E' cresciuto tra le leggende Kenny Brown, unico ragazzo bianco tra i juke joints del più profondo e depresso Mississippi: a diciotto anni già suonava con gli eroi del luogo, Johnny Woods, Joe Callicott e Fred McDowell. Poi, per quasi vent'anni, è stato il braccio destro di una delle ultime leggende viventi del Delta, R.L. Burnside, il quale ha sempre considerato Kenny come suo figlioccio adottivo. La slide assassina di Brown ha accompagnato le tappe fondamentali di una preziosa riscoperta, che ha potuto materializzarsi grazie alla Fat Possum. Ora, dopo tre lunghi anni di gestazione, è arrivato il momento di uscire allo scoperto con Stingray, primo lavoro a firma solista: con l'aiuto di una rodata band di amici (tra cui il figlio di Burnside, Cedric, alla batteria e Takeeshi Imura al basso), Brown si è servito di tutta l'esperienza accumulata sul campo per creare quaranta minuti di rozzo blues-rock, impaludato tra la melma del Mississippi, saccheggiando vecchi classici e traditionals, rivestendoli però di una sensibilità a metà strada tra il rock'n'roll di un uomo bianco e quelle dimamiche ipnotiche del cosiddetto stile downhome, portato alla ribalta da gente come il citato Burnside e Junior Kimbrough.

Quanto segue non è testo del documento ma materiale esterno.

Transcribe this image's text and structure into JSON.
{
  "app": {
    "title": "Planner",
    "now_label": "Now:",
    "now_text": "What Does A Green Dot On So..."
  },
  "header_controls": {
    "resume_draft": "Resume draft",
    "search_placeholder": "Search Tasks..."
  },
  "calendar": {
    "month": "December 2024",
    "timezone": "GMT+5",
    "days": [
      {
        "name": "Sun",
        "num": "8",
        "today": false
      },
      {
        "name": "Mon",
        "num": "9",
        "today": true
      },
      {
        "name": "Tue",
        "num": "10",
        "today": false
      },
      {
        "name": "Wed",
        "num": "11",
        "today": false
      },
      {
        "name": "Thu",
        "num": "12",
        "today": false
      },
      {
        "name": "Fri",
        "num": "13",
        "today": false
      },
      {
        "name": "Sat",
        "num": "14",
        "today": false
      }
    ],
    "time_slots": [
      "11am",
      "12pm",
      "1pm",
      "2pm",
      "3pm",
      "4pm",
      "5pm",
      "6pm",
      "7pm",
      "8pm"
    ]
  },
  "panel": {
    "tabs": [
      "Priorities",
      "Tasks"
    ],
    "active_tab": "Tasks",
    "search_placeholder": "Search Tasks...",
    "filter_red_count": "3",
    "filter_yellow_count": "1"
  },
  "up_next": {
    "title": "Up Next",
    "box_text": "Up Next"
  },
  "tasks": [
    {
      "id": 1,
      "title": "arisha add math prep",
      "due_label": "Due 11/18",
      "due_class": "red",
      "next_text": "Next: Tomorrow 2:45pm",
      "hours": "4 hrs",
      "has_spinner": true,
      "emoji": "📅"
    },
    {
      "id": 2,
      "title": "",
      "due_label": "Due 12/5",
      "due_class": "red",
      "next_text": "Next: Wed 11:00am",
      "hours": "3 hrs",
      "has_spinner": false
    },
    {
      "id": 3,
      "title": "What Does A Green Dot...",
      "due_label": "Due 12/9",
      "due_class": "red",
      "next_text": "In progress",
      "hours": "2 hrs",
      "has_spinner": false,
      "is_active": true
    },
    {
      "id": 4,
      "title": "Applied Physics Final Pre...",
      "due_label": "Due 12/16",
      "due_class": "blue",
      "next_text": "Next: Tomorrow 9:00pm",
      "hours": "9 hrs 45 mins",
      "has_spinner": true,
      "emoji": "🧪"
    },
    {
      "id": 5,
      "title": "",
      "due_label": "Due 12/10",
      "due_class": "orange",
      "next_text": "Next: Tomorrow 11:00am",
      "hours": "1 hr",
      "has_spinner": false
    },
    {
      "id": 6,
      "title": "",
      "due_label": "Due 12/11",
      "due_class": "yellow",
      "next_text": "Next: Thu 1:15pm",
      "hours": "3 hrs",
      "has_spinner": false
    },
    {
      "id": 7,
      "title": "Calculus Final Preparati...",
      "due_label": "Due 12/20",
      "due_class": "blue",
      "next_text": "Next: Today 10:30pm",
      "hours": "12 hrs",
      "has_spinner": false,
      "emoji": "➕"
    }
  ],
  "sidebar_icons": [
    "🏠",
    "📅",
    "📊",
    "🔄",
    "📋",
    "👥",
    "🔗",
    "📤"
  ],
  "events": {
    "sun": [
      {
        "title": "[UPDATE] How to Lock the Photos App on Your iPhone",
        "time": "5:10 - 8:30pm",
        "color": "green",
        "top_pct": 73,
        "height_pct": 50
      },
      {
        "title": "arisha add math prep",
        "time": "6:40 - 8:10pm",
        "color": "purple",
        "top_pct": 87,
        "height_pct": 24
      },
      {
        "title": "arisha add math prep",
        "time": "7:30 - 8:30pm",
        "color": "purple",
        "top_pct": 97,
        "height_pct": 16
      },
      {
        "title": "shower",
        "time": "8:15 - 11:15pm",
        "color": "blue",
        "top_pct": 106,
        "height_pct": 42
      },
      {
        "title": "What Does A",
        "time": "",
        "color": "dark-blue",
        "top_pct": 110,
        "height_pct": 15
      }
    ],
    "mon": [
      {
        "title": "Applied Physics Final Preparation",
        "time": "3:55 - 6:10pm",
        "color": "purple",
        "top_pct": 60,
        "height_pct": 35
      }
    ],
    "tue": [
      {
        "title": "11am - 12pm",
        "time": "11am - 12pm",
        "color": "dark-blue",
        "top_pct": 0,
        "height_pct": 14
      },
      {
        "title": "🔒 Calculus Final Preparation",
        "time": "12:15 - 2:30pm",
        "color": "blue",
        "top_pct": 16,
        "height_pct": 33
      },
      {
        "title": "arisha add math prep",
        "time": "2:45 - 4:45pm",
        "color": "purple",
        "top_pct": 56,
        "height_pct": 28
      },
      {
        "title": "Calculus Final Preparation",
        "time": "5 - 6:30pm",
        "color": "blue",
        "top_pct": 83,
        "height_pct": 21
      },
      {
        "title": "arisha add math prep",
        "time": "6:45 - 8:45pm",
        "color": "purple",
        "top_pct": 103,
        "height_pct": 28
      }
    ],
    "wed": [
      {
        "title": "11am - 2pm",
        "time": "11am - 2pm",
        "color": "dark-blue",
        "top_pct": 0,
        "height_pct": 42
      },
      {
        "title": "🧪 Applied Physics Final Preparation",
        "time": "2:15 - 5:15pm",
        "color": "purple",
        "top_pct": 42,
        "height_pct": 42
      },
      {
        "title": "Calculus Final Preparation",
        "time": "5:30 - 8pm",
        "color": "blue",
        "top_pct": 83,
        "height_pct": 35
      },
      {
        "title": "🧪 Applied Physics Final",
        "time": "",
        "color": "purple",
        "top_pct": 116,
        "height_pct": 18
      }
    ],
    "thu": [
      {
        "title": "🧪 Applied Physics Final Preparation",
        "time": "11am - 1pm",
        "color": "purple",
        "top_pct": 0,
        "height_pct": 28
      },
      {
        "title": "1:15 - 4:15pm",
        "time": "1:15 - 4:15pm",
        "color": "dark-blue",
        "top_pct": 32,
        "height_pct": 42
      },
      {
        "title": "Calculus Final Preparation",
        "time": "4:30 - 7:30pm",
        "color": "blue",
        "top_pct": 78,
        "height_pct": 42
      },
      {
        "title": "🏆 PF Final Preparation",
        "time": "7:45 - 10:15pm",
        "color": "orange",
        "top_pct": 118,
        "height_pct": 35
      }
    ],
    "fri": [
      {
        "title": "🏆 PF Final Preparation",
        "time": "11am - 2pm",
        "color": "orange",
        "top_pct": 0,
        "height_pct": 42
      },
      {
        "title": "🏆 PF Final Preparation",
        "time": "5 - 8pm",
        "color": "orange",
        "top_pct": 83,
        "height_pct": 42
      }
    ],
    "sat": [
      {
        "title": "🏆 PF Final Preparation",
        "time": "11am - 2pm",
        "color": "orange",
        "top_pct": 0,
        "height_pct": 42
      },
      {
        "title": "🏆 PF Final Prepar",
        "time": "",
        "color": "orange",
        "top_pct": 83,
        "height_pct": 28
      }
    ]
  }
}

Gli estremi sono individuabili da una parte in If Down Was Up, uno sporco funky-rock che sembra uscire dalla penna dei Rolling Stones, e Brought You To the City, che con quell'insistente sax che soffia alle spalle si trasforma in un bollente rhythm'n'blues; dall'altra in una serie di rispettose riproposizioni dei suoi amori blues, tra le ritmiche convulse di Miss Maybelle e Goin' Down South e le numerose pause acustiche che conferiscono al disco un'impronta da autentico classico. Splendide su questo ultimo versante Cocaine Bill, dove il basso riesce in una perfetta imitazione della tuba, la cantilena di You Don't Know my Mind e la chiusura di Fare Thee Well Blues, in cui la voce di Kenny Brown acquista la stessa credibilità dei suoi maestri.